Two more sessions gone, on citizen media and online free speech, and living with censorship. 12 speakers from Asia, the Middle East, and Africa, discussing Internet blockage, and the persistent pressure and demoralization that comes with continuing struggle with authority. Rather than list each (herds of bloggers doing this right in front of me), I’ll pull together some common threads:
Andrew Heavens on the death of the Ethiopian blogosphere. Censorship is more than being silenced, but personal attack to limit, silence, and entrap, to encourage self-censorship. Solutions more than just technical or legal, but cultural and social.
Au Wai Pang on Singapore. Psychology trumps technology. From the perspective of free speech taking root in society, what causes a change in psychology?
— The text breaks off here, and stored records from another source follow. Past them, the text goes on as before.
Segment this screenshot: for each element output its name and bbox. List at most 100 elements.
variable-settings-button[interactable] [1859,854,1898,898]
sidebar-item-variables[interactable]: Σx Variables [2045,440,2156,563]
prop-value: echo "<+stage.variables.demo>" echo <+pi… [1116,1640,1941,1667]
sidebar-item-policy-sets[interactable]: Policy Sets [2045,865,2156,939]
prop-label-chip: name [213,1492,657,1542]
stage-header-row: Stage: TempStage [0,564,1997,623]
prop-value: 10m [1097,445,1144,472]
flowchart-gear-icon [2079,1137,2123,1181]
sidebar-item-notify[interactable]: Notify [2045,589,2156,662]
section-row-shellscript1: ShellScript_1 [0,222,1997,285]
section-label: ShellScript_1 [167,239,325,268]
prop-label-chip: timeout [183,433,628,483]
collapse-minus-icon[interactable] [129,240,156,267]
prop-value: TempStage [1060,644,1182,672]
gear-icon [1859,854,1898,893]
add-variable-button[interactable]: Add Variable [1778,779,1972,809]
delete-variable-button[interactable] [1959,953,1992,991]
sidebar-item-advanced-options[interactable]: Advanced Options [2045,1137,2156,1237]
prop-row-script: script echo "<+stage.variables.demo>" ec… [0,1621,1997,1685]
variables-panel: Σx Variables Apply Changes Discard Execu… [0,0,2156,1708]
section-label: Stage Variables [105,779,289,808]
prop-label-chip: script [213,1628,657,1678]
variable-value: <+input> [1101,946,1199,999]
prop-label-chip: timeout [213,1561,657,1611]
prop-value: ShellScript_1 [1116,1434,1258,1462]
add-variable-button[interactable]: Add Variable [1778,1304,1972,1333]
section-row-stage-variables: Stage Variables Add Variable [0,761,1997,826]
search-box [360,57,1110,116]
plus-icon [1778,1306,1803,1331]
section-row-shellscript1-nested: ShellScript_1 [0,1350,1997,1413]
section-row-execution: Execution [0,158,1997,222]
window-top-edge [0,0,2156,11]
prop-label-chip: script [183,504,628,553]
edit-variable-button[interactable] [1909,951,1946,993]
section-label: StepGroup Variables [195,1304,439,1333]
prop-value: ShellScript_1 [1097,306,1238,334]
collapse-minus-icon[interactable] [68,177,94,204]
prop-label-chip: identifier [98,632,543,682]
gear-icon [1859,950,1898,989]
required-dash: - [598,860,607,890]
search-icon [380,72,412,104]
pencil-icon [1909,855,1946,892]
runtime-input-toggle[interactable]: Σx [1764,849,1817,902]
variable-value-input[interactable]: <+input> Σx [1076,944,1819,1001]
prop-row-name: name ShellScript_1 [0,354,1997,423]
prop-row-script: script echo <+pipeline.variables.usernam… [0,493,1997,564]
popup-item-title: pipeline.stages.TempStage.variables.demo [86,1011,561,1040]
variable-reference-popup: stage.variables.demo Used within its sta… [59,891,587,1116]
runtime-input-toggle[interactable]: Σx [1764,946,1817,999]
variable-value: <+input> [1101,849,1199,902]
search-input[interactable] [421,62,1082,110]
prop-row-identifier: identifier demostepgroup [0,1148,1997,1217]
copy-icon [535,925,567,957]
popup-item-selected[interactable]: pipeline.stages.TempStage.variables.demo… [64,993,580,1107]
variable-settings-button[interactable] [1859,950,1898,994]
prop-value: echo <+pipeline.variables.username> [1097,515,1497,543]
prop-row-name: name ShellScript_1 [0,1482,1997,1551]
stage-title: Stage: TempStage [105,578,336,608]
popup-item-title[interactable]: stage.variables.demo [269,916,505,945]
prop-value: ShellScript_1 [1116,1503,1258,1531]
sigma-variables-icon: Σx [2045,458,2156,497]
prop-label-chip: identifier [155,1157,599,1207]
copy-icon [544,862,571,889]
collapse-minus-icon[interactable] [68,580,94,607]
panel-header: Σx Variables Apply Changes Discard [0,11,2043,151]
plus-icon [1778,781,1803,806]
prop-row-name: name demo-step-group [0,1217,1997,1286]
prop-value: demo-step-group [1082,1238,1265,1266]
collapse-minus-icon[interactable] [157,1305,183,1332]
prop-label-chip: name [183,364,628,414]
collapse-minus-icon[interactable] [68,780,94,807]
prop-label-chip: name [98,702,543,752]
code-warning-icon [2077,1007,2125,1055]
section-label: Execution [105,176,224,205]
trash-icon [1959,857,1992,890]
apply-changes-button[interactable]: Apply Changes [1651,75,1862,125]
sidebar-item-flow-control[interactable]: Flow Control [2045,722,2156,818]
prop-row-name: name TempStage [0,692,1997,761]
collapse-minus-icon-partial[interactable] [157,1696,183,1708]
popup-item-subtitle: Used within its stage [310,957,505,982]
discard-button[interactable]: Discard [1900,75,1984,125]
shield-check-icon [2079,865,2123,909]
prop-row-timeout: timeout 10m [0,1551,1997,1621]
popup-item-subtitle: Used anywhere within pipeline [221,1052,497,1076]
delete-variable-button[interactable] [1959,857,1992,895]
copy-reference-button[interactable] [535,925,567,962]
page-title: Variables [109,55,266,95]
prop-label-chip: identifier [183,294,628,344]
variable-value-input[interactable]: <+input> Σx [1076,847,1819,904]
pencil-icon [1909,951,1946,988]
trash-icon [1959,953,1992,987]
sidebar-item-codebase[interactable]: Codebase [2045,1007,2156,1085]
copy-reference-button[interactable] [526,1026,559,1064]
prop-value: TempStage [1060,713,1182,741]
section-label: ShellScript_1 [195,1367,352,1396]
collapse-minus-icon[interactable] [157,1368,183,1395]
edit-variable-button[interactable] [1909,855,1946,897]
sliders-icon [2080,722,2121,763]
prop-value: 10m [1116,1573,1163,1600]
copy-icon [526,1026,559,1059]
What would you do if you live in a society whereby for all of free speech, people aren’t interested. How do you motivate people?
Razan on imprisonment of Syrian blogger Tariq Baiasi, and the failure of the FreeTariq campaign. Concepts of activism, volunteerism, freedom of speech are not well-defined, and have no empirical meaning in contemporary Syria. Campaign proposed actions without explaining why they were wrong, but this was not understood. This ties into social and self-censorship. Issue is not just what, but how we speak, or live. Censorship is social before it’s political.
Ory Okollah of Kenya on covering the violence after the 2008 Kenyan elections. I had to moderate comments. There was a lot of hate speech going on, really nasty stuff. Afterwards, people saw blogs as a tool that propagates hate. So the good work people were doing got lost in all the negative language. It’s free speech, so people can write what they want, but at some point in a highly charged context, it becomes too much.
Point, over and over, is that the practice of blogging should never be considered in a vacuum; that it’s all tied into contexts and communities, and has relevance, life because of that. My preference would be to get rid of the term. A blog is just a template that lays out writing after all. Call it writing instead and the idea that it’s separate from context leaks away.